Sich bewusst um Flexitarier zu bemühen, ist eine Entwicklung, die für den 2022 verstorbenen Gründer Franz Radatz sen. wohl nicht absehbar war, als er vor sechzig Jahren mit viel Mut eine kleine Fleischerei in der Wiener Karolinengasse übernahm. Fast sein halbes Leben hatte der 25-Jährige zu diesem Zeitpunkt bereits als Lehrling und Wurstmeister dem Thema gewidmet. Der Auslöser dafür, dass es nicht wie gedacht bei dem kleinen Betrieb blieb, fühlte sich anfangs wie eine Katastrophe an: Der poröse Kamin der Selchkammer war nach wenigen Jahren zusammengebrochen, der Gewerbeinspektor verbot daraufhin das Selchen. Nachts mit der Taschenlampe illegal zu arbeiten, war keine Dauerlösung: Eine weitere Location musste her. Der Rest ist Geschichte. Der Expansion nach Neu-Erlaa folgten die Idee, die Wiener Greißler mit frischen Würsten zu beliefern, und schließlich die Eröffnung eigener Filialen: 23 gibt es aktuell.
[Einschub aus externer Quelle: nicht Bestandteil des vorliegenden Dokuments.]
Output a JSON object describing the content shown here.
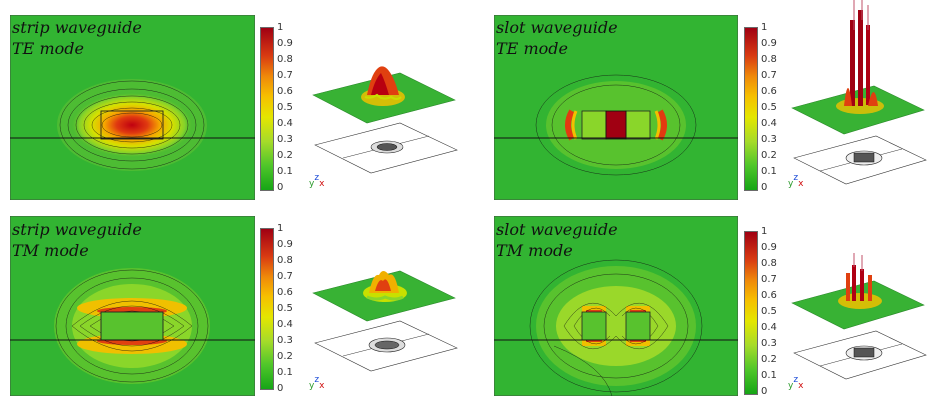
{
  "panels": [
    {
      "id": "strip-te",
      "title_line1": "strip waveguide",
      "title_line2": "TE mode"
    },
    {
      "id": "slot-te",
      "title_line1": "slot waveguide",
      "title_line2": "TE mode"
    },
    {
      "id": "strip-tm",
      "title_line1": "strip waveguide",
      "title_line2": "TM mode"
    },
    {
      "id": "slot-tm",
      "title_line1": "slot waveguide",
      "title_line2": "TM mode"
    }
  ],
  "colorbar_ticks": [
    "1",
    "0.9",
    "0.8",
    "0.7",
    "0.6",
    "0.5",
    "0.4",
    "0.3",
    "0.2",
    "0.1",
    "0"
  ],
  "axis_triad": {
    "y": "y",
    "z": "z",
    "x": "x"
  },
  "colors": {
    "background_field": "#32b432",
    "peak": "#a00012"
  }
}
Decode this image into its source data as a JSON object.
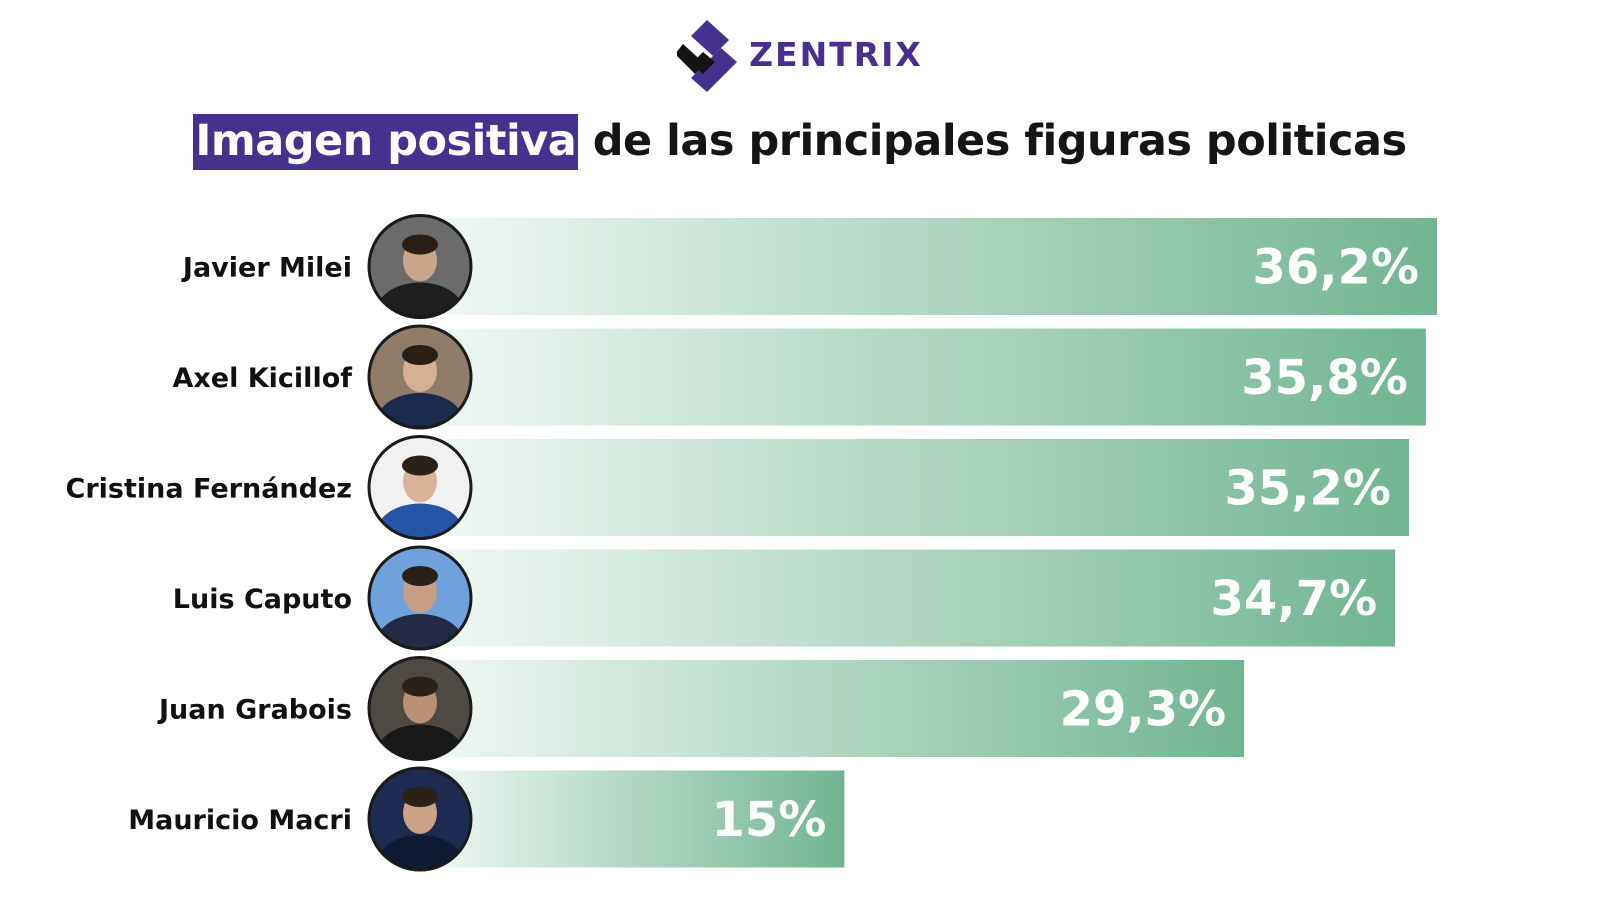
{
  "brand": {
    "name": "ZENTRIX",
    "icon": "zentrix-stripes-logo-icon",
    "color": "#46318f"
  },
  "title": {
    "highlight": "Imagen positiva",
    "rest": "de las principales figuras politicas"
  },
  "chart_data": {
    "type": "bar",
    "orientation": "horizontal",
    "title": "Imagen positiva de las principales figuras politicas",
    "xlabel": "",
    "ylabel": "",
    "xlim": [
      0,
      36.2
    ],
    "grid": false,
    "legend": "none",
    "bar_gradient": [
      "#f1f8f4",
      "#70b592"
    ],
    "categories": [
      "Javier Milei",
      "Axel Kicillof",
      "Cristina Fernández",
      "Luis Caputo",
      "Juan Grabois",
      "Mauricio Macri"
    ],
    "values": [
      36.2,
      35.8,
      35.2,
      34.7,
      29.3,
      15
    ],
    "value_labels": [
      "36,2%",
      "35,8%",
      "35,2%",
      "34,7%",
      "29,3%",
      "15%"
    ],
    "avatars": [
      "javier-milei-photo",
      "axel-kicillof-photo",
      "cristina-fernandez-photo",
      "luis-caputo-photo",
      "juan-grabois-photo",
      "mauricio-macri-photo"
    ]
  }
}
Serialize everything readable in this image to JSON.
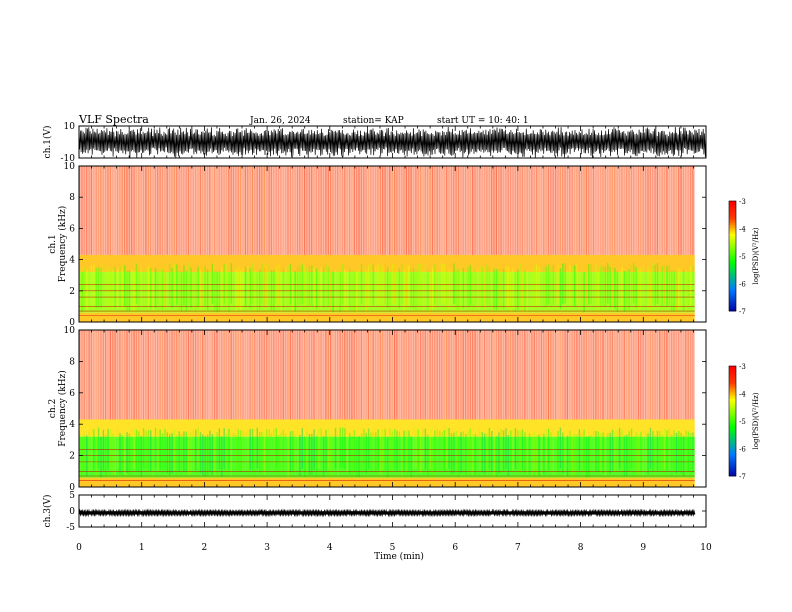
{
  "header": {
    "title": "VLF Spectra",
    "date": "Jan. 26, 2024",
    "station": "station= KAP",
    "start": "start  UT =   10: 40: 1"
  },
  "chart_data": [
    {
      "type": "line",
      "name": "ch1-waveform",
      "ylabel": "ch.1(V)",
      "ylim": [
        -10,
        10
      ],
      "yticks": [
        "10",
        "-10"
      ],
      "xlim": [
        0,
        10
      ]
    },
    {
      "type": "heatmap",
      "name": "ch1-spectrogram",
      "ylabel": "ch.1\nFrequency (kHz)",
      "ylim": [
        0,
        10
      ],
      "yticks": [
        "0",
        "2",
        "4",
        "6",
        "8",
        "10"
      ],
      "xlim": [
        0,
        9.82
      ],
      "colorbar": {
        "label": "log(PSD)(V²/Hz)",
        "range": [
          -7,
          -3
        ],
        "ticks": [
          "-3",
          "-4",
          "-5",
          "-6",
          "-7"
        ]
      },
      "bands": [
        {
          "from_khz": 4.3,
          "to_khz": 10,
          "level": -3.6
        },
        {
          "from_khz": 3.2,
          "to_khz": 4.3,
          "level": -4.0
        },
        {
          "from_khz": 0.6,
          "to_khz": 3.2,
          "level": -4.6
        },
        {
          "from_khz": 0,
          "to_khz": 0.6,
          "level": -4.0
        }
      ]
    },
    {
      "type": "heatmap",
      "name": "ch2-spectrogram",
      "ylabel": "ch.2\nFrequency (kHz)",
      "ylim": [
        0,
        10
      ],
      "yticks": [
        "0",
        "2",
        "4",
        "6",
        "8",
        "10"
      ],
      "xlim": [
        0,
        9.82
      ],
      "colorbar": {
        "label": "log(PSD)(V²/Hz)",
        "range": [
          -7,
          -3
        ],
        "ticks": [
          "-3",
          "-4",
          "-5",
          "-6",
          "-7"
        ]
      },
      "bands": [
        {
          "from_khz": 4.3,
          "to_khz": 10,
          "level": -3.6
        },
        {
          "from_khz": 3.2,
          "to_khz": 4.3,
          "level": -4.1
        },
        {
          "from_khz": 0.6,
          "to_khz": 3.2,
          "level": -5.0
        },
        {
          "from_khz": 0,
          "to_khz": 0.6,
          "level": -4.0
        }
      ]
    },
    {
      "type": "line",
      "name": "ch3-waveform",
      "ylabel": "ch.3(V)",
      "ylim": [
        -5,
        5
      ],
      "yticks": [
        "5",
        "0",
        "-5"
      ],
      "xlim": [
        0,
        10
      ],
      "xlabel": "Time (min)",
      "xticks": [
        "0",
        "1",
        "2",
        "3",
        "4",
        "5",
        "6",
        "7",
        "8",
        "9",
        "10"
      ]
    }
  ],
  "colors": {
    "high": "#ff0000",
    "mid": "#ffff00",
    "low": "#00ff00",
    "lowest": "#0000ff"
  }
}
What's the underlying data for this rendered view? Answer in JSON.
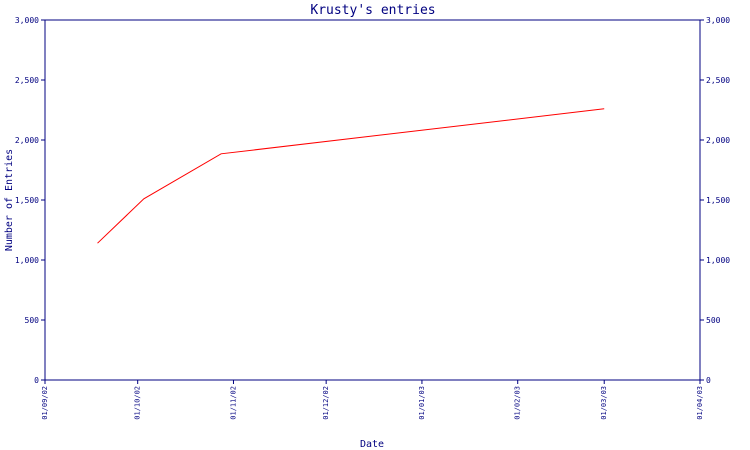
{
  "chart_data": {
    "type": "line",
    "title": "Krusty's entries",
    "xlabel": "Date",
    "ylabel": "Number of Entries",
    "ylim": [
      0,
      3000
    ],
    "y_ticks": [
      0,
      500,
      1000,
      1500,
      2000,
      2500,
      3000
    ],
    "y_tick_labels": [
      "0",
      "500",
      "1,000",
      "1,500",
      "2,000",
      "2,500",
      "3,000"
    ],
    "x_ticks": [
      "01/09/02",
      "01/10/02",
      "01/11/02",
      "01/12/02",
      "01/01/03",
      "01/02/03",
      "01/03/03",
      "01/04/03"
    ],
    "x_range": [
      "2002-09-01",
      "2003-04-01"
    ],
    "grid": false,
    "series": [
      {
        "color": "#ff0000",
        "points": [
          {
            "x": "2002-09-18",
            "y": 1140
          },
          {
            "x": "2002-10-03",
            "y": 1510
          },
          {
            "x": "2002-10-28",
            "y": 1885
          },
          {
            "x": "2003-03-01",
            "y": 2260
          }
        ]
      }
    ]
  }
}
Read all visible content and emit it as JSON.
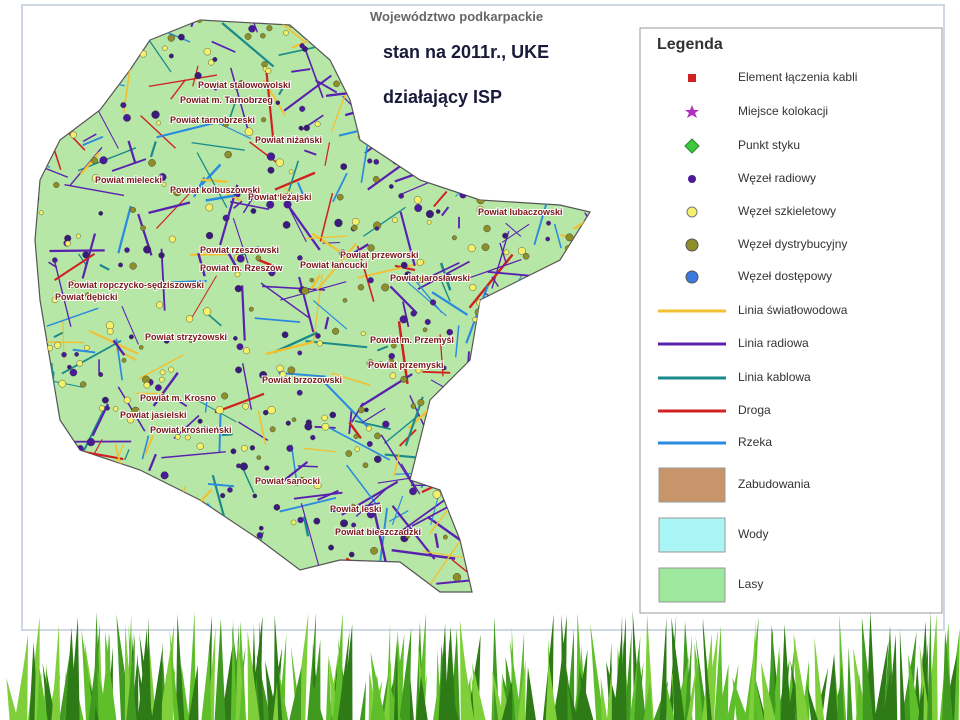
{
  "header": {
    "title": "Województwo podkarpackie",
    "subtitle_1": "stan na 2011r., UKE",
    "subtitle_2": "działający ISP"
  },
  "legend": {
    "title": "Legenda",
    "items": [
      "Element łączenia kabli",
      "Miejsce kolokacji",
      "Punkt styku",
      "Węzeł radiowy",
      "Węzeł szkieletowy",
      "Węzeł dystrybucyjny",
      "Węzeł dostępowy",
      "Linia światłowodowa",
      "Linia radiowa",
      "Linia kablowa",
      "Droga",
      "Rzeka",
      "Zabudowania",
      "Wody",
      "Lasy"
    ]
  },
  "map": {
    "labels": [
      "Powiat stalowowolski",
      "Powiat m. Tarnobrzeg",
      "Powiat tarnobrzeski",
      "Powiat niżański",
      "Powiat mielecki",
      "Powiat kolbuszowski",
      "Powiat leżajski",
      "Powiat lubaczowski",
      "Powiat rzeszowski",
      "Powiat łańcucki",
      "Powiat przeworski",
      "Powiat m. Rzeszów",
      "Powiat jarosławski",
      "Powiat ropczycko-sędziszowski",
      "Powiat dębicki",
      "Powiat strzyżowski",
      "Powiat m. Przemyśl",
      "Powiat przemyski",
      "Powiat brzozowski",
      "Powiat m. Krosno",
      "Powiat jasielski",
      "Powiat krośnieński",
      "Powiat sanocki",
      "Powiat leski",
      "Powiat bieszczadzki"
    ]
  }
}
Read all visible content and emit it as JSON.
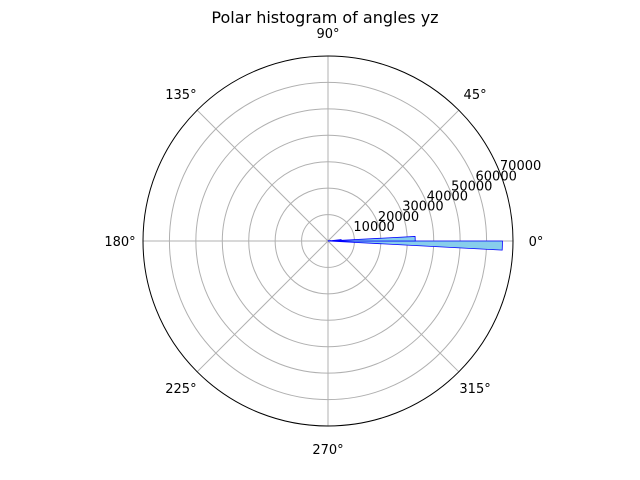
{
  "chart_data": {
    "type": "bar",
    "subtype": "polar-histogram",
    "title": "Polar histogram of angles yz",
    "angle_unit": "degrees",
    "angle_ticks": [
      "0°",
      "45°",
      "90°",
      "135°",
      "180°",
      "225°",
      "270°",
      "315°"
    ],
    "radial_ticks": [
      "10000",
      "20000",
      "30000",
      "40000",
      "50000",
      "60000",
      "70000"
    ],
    "rlim": [
      0,
      70000
    ],
    "grid": true,
    "bin_width_degrees": 3,
    "x": [
      -1.5,
      1.5,
      4.5,
      7.5,
      10.5,
      13.5,
      16.5,
      19.5,
      22.5,
      25.5,
      28.5
    ],
    "values": [
      66000,
      33000,
      5000,
      1000,
      400,
      200,
      150,
      100,
      80,
      60,
      50
    ],
    "colors": {
      "bar_fill": "#87ceeb",
      "bar_edge": "#0000ff",
      "grid": "#b0b0b0",
      "frame": "#000000"
    }
  }
}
Radatz: Alles bleibt in der Familie

Die Leidenschaft für das Produkt zeigt sich in den legendären Sagern des Firmengründers. "Die Wurst ist ein Lebewesen!", und kein Lebenwesen wolle sich einsperren lassen: So begründete er etwa sein anfängliches Nein zum Einschweißen in Plastikverpackung. Ganz offensichtlich: Sohn Franz Radatz jun. sah sich stets mit großen Fußstapfen konfrontiert. "Das Schöne ist, dass ich bis heute viel lernen und eine Tradition fortsetzen darf. Natürlich wird man aber immer an den Gründern gemessen." Dass die berufliche Zukunft im Familienunternehmen liegt, war ihm früh klar, weshalb er das Wirtschaftsstudium mit einer Ausbildung zum Fleischermeister kombinierte. Was er von den Eltern gelernt hat? "Die Erkenntnis, dass Geschmack unser Gradmesser für den Erfolg ist. Und dass Geschmack weiter zu fassen ist als nur als Aromen der Produkte." Neben dieser Prämisse habe sich aber auch viel verändert. "Natürlich haben wir heute ganz andere Ansprüche an ein gesundes Produkt. Es wird weniger fett gegessen, der Kalorienbedarf der meisten Menschen ist infolge geänderter Lebensumstände geringer. Und die Kundinnen und Kunden legen Wert auf nachhaltige Produkte aus fairer Produktion." Biofleisch spiele eine wichtige Rolle. "Wir setzen auf Bio, das ist eine Gewissensfrage. Es wird zu Recht danach verlangt. Eine 100-prozentige Umstellung ist aber, wenn man ganz ehrlich ist, wegen zu geringem Angebot am Markt nicht möglich. Wir suchen aber immer nach neuen Lieferanten aus dem Bio-Bereich."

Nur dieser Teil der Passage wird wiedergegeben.